# NAS Labox Numéricable et disque dur Externe Copie de fichiers



## One more macuser (4 Mars 2015)

Bonjour, 

J'espère ne pas être redondant mais je n'ai pas trouvé la solution par ailleurs. 
Voici mon problème: nouvellement abonné Numéricable après de grosses défaillances chez Free, j'ai relié un disque dur externe 2To à labox numéricable. Le disque apparait bien dans le média center de labox et je peux lire mes fichiers sur ma TV. 

J'utilise le ftp pour pouvoir voir le contenu de ce disque sur mon MacBook sans le brancher directement au Mac, mais quand je veux collé un fichier sur ce disque depuis mon mac en ftp impossible. J'ai un petit signe sens interdit qui apparait. J'ai cru pouvoir y arriver avec FileZilla mais non à chaque fois ça me met une erreur (alors que je n'ai pas le sens interdit mais un plus vert quand je veux tenter un glissé déposé). Mais compétences techniques étant limitées je ne sais pas ce que je fais de mal.

Pour résumé sur la freebox revolution je pouvais sans soucis faire du copié collé entre mon mac et la box et disques dures reliés. Je pouvais même faire du copié collé directement depuis ma tv entre une clé usb et le disque interne de la freebox ou mon disque dur externe relié. J'aimerais retrouver ce genre de fonctionnalité sur ma box numéricable. 

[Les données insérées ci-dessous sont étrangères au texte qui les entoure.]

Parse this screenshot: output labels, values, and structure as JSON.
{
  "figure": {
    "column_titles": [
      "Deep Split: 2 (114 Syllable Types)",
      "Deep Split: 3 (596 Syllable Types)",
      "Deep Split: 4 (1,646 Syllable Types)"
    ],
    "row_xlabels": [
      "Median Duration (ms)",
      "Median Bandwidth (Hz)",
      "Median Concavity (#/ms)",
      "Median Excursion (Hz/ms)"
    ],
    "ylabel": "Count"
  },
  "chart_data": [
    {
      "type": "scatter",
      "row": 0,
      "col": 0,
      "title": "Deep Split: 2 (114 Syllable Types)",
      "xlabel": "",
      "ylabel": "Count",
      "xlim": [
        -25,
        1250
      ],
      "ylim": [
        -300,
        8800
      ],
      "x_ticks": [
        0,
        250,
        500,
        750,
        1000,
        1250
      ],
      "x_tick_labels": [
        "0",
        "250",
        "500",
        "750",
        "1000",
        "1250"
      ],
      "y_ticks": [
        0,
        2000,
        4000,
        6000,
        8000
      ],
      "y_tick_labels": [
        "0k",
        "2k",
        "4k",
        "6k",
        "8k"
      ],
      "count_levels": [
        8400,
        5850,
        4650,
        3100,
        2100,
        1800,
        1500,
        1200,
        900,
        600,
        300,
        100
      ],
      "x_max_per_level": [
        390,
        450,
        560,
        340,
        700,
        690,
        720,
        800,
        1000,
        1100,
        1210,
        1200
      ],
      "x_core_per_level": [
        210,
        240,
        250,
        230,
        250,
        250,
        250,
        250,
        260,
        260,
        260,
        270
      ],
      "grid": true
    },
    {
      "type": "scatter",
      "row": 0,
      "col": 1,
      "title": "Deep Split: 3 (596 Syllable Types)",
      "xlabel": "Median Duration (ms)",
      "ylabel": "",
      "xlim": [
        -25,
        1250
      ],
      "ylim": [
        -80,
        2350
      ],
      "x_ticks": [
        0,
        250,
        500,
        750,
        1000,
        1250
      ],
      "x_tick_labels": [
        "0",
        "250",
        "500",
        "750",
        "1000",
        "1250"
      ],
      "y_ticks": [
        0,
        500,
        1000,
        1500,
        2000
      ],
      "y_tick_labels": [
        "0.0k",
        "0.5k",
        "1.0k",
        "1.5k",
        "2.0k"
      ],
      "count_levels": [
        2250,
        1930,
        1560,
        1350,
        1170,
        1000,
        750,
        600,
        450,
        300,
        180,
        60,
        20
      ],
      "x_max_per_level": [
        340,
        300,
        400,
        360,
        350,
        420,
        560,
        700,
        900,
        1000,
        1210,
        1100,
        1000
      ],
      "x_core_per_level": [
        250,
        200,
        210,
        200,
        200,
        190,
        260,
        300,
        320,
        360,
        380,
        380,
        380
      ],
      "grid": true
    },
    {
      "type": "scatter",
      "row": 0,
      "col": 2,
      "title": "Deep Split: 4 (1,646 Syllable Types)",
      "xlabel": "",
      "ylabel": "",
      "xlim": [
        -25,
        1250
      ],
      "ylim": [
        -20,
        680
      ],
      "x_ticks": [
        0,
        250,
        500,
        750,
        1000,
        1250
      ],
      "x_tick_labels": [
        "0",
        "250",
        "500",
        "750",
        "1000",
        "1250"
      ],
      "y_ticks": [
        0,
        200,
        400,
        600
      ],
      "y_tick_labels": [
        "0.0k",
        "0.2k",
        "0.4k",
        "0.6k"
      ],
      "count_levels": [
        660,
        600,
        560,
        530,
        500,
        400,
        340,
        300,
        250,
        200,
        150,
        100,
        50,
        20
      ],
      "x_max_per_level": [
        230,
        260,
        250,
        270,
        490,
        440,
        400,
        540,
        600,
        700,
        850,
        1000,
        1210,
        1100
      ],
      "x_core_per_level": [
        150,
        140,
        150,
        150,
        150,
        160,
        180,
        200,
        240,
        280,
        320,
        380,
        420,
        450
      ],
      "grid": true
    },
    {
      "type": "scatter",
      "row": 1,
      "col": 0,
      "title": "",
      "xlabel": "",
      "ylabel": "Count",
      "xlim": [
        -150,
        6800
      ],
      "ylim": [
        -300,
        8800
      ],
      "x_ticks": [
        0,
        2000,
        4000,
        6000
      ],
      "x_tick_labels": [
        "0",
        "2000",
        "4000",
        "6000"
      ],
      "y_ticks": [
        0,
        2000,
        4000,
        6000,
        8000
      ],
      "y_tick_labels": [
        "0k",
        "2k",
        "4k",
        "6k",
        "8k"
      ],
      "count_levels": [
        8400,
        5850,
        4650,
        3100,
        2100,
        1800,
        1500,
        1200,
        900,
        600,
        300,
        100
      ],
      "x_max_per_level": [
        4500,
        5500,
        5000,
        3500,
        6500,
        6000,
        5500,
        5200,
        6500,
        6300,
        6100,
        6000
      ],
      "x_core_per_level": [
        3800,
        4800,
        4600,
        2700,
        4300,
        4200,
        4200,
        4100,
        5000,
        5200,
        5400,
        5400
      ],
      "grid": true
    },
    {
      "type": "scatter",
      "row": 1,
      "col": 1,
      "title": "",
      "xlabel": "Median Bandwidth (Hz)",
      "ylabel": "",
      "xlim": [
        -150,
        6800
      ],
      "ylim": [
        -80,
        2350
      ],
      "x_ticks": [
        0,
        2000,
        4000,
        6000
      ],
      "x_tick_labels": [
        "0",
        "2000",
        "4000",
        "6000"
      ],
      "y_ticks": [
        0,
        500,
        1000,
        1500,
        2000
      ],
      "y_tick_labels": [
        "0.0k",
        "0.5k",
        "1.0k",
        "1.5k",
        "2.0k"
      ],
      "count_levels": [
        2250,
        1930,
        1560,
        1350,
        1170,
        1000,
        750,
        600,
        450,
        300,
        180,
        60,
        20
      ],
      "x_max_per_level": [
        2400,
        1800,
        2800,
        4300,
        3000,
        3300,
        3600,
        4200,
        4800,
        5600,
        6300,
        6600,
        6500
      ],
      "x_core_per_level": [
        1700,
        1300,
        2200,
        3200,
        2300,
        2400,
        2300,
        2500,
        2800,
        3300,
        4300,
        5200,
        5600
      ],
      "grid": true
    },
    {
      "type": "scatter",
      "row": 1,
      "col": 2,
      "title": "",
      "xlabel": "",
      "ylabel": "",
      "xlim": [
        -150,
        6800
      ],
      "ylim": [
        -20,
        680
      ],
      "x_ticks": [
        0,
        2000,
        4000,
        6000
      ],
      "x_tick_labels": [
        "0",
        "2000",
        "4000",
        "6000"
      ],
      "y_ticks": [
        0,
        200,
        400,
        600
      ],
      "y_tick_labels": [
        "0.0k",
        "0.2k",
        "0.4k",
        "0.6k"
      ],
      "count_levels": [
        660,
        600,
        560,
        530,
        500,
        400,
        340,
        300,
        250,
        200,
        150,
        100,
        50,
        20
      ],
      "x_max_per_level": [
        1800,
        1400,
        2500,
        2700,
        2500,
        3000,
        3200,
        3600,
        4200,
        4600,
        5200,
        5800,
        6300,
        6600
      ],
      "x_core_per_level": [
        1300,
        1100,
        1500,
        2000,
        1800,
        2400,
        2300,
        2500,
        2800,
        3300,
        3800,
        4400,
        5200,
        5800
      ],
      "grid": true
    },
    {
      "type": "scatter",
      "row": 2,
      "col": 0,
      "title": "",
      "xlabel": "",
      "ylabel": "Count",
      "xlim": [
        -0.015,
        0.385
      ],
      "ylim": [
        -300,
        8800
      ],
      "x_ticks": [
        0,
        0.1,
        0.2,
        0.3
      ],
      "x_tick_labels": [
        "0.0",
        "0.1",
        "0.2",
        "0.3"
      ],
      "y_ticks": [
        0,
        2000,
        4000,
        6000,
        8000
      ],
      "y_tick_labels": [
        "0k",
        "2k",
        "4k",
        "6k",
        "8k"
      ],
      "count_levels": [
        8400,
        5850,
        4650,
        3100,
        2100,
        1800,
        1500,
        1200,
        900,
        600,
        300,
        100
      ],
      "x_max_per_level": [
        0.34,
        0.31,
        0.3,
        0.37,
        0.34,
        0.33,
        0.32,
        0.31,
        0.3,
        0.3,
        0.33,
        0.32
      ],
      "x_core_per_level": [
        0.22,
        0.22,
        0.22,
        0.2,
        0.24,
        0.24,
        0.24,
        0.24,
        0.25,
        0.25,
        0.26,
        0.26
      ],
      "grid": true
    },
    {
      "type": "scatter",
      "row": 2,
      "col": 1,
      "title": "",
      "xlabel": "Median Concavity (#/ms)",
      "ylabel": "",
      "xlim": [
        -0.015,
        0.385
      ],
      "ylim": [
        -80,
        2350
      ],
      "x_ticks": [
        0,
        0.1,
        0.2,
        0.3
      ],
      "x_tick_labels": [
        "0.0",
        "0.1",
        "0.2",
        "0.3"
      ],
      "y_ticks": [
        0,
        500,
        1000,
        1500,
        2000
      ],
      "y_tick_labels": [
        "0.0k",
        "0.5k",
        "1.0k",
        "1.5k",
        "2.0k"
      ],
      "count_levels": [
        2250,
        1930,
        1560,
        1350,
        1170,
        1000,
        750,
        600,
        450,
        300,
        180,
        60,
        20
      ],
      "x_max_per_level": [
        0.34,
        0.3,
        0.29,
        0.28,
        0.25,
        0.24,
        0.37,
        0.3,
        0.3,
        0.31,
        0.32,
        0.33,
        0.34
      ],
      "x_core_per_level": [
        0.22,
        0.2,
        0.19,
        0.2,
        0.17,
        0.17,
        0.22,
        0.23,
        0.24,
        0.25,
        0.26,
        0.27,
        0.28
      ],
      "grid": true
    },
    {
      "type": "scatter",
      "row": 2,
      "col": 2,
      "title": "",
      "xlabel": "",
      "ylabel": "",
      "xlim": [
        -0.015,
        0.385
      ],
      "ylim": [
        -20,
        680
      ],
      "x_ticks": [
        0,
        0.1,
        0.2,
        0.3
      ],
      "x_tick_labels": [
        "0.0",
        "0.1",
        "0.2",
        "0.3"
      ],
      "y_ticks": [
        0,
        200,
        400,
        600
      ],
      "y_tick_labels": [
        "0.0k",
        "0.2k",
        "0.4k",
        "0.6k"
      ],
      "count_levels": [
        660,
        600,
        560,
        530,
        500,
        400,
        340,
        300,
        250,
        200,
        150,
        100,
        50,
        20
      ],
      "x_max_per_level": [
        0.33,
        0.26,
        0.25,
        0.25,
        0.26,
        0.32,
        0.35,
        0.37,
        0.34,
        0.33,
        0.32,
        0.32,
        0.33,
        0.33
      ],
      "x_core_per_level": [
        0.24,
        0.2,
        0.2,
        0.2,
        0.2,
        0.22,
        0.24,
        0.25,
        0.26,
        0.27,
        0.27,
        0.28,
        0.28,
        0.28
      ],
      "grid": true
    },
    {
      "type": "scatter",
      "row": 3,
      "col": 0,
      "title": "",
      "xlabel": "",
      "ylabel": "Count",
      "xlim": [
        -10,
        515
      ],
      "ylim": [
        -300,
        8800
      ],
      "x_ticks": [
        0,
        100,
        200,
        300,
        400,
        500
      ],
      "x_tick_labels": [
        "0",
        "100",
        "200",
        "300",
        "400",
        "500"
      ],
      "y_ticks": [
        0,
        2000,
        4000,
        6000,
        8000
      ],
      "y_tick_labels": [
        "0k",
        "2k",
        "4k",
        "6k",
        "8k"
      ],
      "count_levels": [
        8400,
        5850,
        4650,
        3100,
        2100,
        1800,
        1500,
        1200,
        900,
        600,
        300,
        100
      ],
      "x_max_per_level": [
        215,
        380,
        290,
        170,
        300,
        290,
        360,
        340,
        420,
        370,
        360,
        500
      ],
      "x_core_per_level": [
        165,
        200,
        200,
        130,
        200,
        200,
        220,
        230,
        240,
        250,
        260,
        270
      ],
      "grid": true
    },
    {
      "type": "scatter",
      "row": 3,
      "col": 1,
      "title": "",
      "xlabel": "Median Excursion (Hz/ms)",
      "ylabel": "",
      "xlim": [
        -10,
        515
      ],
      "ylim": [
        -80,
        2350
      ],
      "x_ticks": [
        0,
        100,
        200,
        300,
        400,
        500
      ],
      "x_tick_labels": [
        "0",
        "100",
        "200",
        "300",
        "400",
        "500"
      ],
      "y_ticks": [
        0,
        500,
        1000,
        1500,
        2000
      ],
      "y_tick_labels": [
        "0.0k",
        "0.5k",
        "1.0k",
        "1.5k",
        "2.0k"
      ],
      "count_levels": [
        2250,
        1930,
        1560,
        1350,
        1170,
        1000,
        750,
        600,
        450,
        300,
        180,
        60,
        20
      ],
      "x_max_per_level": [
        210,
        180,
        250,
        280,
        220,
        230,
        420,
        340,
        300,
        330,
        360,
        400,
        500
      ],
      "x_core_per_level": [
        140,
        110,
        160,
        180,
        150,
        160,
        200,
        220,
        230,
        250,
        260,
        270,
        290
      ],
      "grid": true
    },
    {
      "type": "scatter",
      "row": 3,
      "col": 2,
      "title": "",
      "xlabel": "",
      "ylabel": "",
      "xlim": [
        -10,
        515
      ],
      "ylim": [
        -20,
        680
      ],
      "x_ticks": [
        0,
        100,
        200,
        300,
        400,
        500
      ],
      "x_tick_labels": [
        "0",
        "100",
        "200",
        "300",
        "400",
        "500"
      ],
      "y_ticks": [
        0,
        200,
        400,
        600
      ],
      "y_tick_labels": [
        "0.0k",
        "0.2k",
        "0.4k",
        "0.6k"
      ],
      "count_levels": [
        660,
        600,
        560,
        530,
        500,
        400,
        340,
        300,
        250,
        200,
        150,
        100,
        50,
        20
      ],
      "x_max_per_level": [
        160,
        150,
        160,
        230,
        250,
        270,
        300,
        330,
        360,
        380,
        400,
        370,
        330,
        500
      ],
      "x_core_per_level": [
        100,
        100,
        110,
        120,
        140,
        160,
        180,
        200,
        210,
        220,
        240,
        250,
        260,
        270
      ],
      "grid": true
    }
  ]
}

Si quelqu'un à la solution je lui en serait reconnaissant. 
Merci d'avance !


----------



## Deleted member 18124 (5 Mars 2015)

Bonjour,

Il n'est pas possible d'écrire sur le disque dur connecté à LaBox sauf si tu peux connecter ton disque dur à la box en ethernet (dans ce cas-là il est vu comme disque dur réseau).


----------



## One more macuser (5 Mars 2015)

Ok tant pis :-(

Merci pour ta réponse en tout cas !


----------